Goa started to establish itself as India's “Party State” in the late-1960s, when musicians and hippies from America hitchhiked across the globe along the 'Hippie Trail' and found Goa's untouched beaches and Portuguese architecture the perfect environment to settle down, and set up flea markets, restaurants and yoga centers. The hippie revolution has since evolved into a deep-rooted trance music culture in Goa, which draws people from far corners of the globe to congregate at the beaches for the annual Sunburn Festival - a non-stop, three-day long party with live performances from the world's most famous trance music artists. Sunburn takes place at the end of each year, with the New Year’s Eve celebration providing a fitting after-party.

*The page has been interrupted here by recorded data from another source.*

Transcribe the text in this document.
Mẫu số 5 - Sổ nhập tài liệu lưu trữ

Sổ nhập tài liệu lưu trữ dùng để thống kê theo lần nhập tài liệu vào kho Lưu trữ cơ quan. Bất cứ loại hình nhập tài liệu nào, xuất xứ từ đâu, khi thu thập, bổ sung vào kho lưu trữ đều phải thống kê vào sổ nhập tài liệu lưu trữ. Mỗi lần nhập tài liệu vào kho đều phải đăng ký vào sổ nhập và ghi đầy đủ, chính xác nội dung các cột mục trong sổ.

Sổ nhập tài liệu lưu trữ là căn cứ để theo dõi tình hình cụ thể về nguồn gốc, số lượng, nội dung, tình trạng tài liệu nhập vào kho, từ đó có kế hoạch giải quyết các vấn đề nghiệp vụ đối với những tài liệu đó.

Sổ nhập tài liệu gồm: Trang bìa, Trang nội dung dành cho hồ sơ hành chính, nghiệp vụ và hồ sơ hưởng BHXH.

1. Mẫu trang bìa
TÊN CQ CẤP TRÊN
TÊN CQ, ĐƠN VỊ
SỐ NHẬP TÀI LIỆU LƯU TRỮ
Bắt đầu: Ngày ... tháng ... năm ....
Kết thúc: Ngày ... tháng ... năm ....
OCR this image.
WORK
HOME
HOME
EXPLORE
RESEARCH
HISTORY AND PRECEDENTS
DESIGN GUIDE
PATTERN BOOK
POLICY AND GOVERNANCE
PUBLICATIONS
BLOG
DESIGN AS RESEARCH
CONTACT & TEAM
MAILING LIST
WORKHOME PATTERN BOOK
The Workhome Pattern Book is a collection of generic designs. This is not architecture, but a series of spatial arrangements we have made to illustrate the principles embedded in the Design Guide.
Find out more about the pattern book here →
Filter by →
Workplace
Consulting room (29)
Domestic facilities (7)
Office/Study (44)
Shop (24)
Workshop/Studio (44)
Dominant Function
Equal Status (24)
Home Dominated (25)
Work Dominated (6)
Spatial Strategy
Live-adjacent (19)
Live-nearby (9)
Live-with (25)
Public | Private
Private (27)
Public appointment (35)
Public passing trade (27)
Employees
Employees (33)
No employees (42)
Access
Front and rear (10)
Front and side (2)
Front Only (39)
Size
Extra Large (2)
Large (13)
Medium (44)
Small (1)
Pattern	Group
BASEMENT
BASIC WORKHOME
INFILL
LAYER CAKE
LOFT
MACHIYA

However, trance music and outdoor rave parties are merely appetizers on Goa’s menu. Small Portuguese casas line quaint streets that are almost desolated through the year, but burst to life during the festive season. Shacks, restaurants, pubs, and colourful flea markets nudge each other for space. Live musicians strum Spanish guitars, as sun-tanned (and sun-burnt) tourists sit at beach-side shacks, sipping chilled beer to counter spicy Goan curries, while their chairs sink slowly into the sand. More enthusiastic visitors whiz across the sea on jet-skis or boats in the distance. The shacks are innumerable and line all of Goa's beaches, most notably Calangute, Baga, and Candolim. Disappointment at finding a colourful little Irish pub full is soon quelled by the discovery of an alluring cafe a few metres away. Cheap alcohol and good food are found in large quantities and are a large part of Goa's appeal.

The number of party locations to choose from for New Year’s Eve borders on the absurd. It is no exaggeration to say that there are parties everywhere, and very few require an invitation or prior booking. For dancing the night away to mainstream house music Club Cubana, with its poolside bars and dance floors, is perfect, as is Nine Bar or Tito's. Others interested in the trance culture end up at Anjuna's rave parties, with laserlights and chemical imbalance taking centre stage, amidst people trading their sanity to unite with the music. Every beach has a buzz about it, with live musicians and DJs spinning tracks over seas of flowery shirts, dresses, and shorts, and a general aura of inebriated happiness all around. Fireworks at the stroke of midnight make the night-sky as colourful as the shores below. Just being at one place isn't quite enough for everyone, though. “There are so many places to go to for New Year’s Eve. My friends and I generally get out on bikes and hop from one party to another until sunrise”, says Prochie, a student from Mumbai who visits Goa several times a year. While party-hopping is a good idea, the midnight traffic jam it causes on New Year's Eve can spoil the fun.

While beaches are the most popular places in Goa, Panjim City has its own appeal. It's casinos are the main attraction. Most are on massive yachts; amusingly this allows them to exploit a loophole in the law that forbids cards being dealt on “Indian soil.” Indian tourists tend to flock to them in hordes to waltz with lady luck, and drink away the highs and lows of gambling. The city's numerous restaurants and pubs are decked with bright lights and brim with boisterous patrons having a good time.

No matter how crowded or commercial it gets , Goa holds a special place in the hearts of party-goers from the world over , as a place to indulge, break free and lose themselves, uninhibited. As Goa-lovers often declare: It's more than just a place; it's a state of mind.